Henri de Villamont, chassagne-montrachet 1er cru Embazées 2023
Complet et avec tout le caractère que l’on attend d’un chassagne premier cru : de la chair, de la longueur, de la profondeur et une finale charnue qui donne de l’assise à ce vin dense. Grande réussite.
95/100 – 90 euros

Henri de Villamont, corton-charlemagne 2023
Au niveau du potentiel de terroir dans ce millésime, précis et complexe, entre arômes d’agrumes frais et notes minérales. Beaucoup d’intensité, de la longueur mais pas d’opulence.
96/100 – 200 euros

Henri de Villamont, Clos du Cromin 2023, meursault
Meursault classique, dans un registre du plaisir, sur les notes de zeste d’orange. La bouche est large, ample, onctueuse et la finale gourmande.
90/100 – 57 euros

Henri de Villamont, meursault 1er cru Les Bouchères 2023
Le boisé est un peu marqué, mais le vin ne manque ni de fond ni d’allonge. Il a la générosité propre à ce cru et peut gagner encore en définition et en précision aromatique.
91/100 – 89 euros

Henri de Villamont, Les Belles Filles 2023, pernand-vergelesses
Facile et élégant, entre notes fumées et minérales. Tendre en bouche et moyennement long, c’est plutôt un vin de plaisir.
90/100 – 29 euros

Henri de Villamont, pernand-vergelesses 1er cru Sous Frétille 2023
Une belle présence aromatique dès le premier nez, avec des notes fumées et minérales.

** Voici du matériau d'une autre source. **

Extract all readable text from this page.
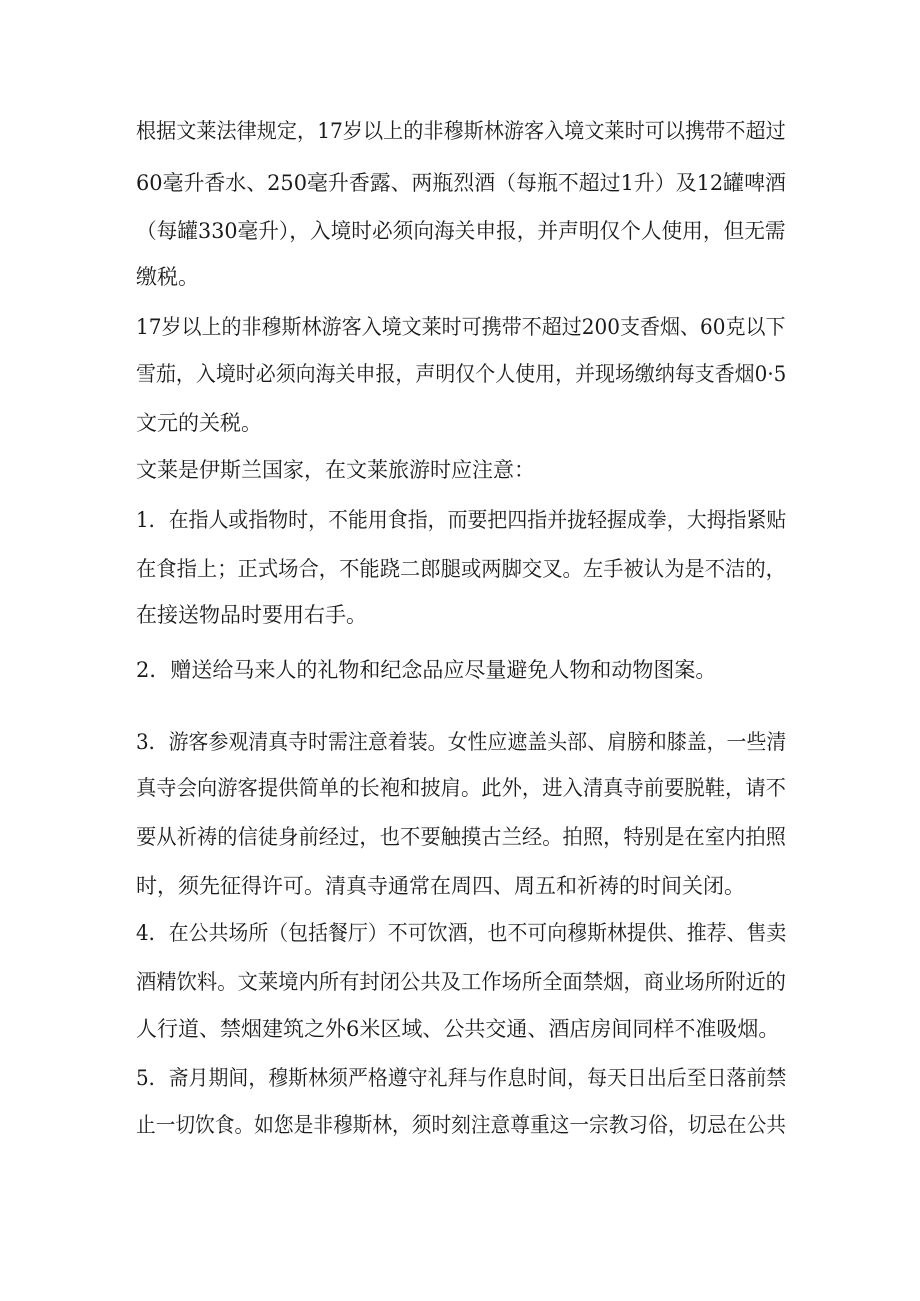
根据文莱法律规定，17岁以上的非穆斯林游客入境文莱时可以携带不超过
60毫升香水、250毫升香露、两瓶烈酒（每瓶不超过1升）及12罐啤酒
（每罐330毫升），入境时必须向海关申报，并声明仅个人使用，但无需
缴税。
17岁以上的非穆斯林游客入境文莱时可携带不超过200支香烟、60克以下
雪茄，入境时必须向海关申报，声明仅个人使用，并现场缴纳每支香烟0·5
文元的关税。
文莱是伊斯兰国家，在文莱旅游时应注意：
1．在指人或指物时，不能用食指，而要把四指并拢轻握成拳，大拇指紧贴
在食指上；正式场合，不能跷二郎腿或两脚交叉。左手被认为是不洁的，
在接送物品时要用右手。
2．赠送给马来人的礼物和纪念品应尽量避免人物和动物图案。
3．游客参观清真寺时需注意着装。女性应遮盖头部、肩膀和膝盖，一些清
真寺会向游客提供简单的长袍和披肩。此外，进入清真寺前要脱鞋，请不
要从祈祷的信徒身前经过，也不要触摸古兰经。拍照，特别是在室内拍照
时，须先征得许可。清真寺通常在周四、周五和祈祷的时间关闭。
4．在公共场所（包括餐厅）不可饮酒，也不可向穆斯林提供、推荐、售卖
酒精饮料。文莱境内所有封闭公共及工作场所全面禁烟，商业场所附近的
人行道、禁烟建筑之外6米区域、公共交通、酒店房间同样不准吸烟。
5．斋月期间，穆斯林须严格遵守礼拜与作息时间，每天日出后至日落前禁
止一切饮食。如您是非穆斯林，须时刻注意尊重这一宗教习俗，切忌在公共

C’est un vin qui a de l’allonge, mais aussi une belle rondeur en bouche. Finale longue
et éclatante.
94/100 – 42 euros

Henri de Villamont, Le Village 2023, savigny-lès-beaune
Chardonnay de classe, avec du style et des notes finement citronnées. Bouche armonieuse,
à la texture veloutée, avec une dimension aromatique persistante.
92/100 – 33 euros

Henri de Villamont, savigny-lès-beaune 1er cru Clos des Guettes 2023
Réussite égale en blanc comme en rouge, ce premier cru séduit par son intensité aromatique, sa bouche ronde et charnue, juteuse, longue et droite, étirée par un caractère salin et un fruité mûr et gourmand.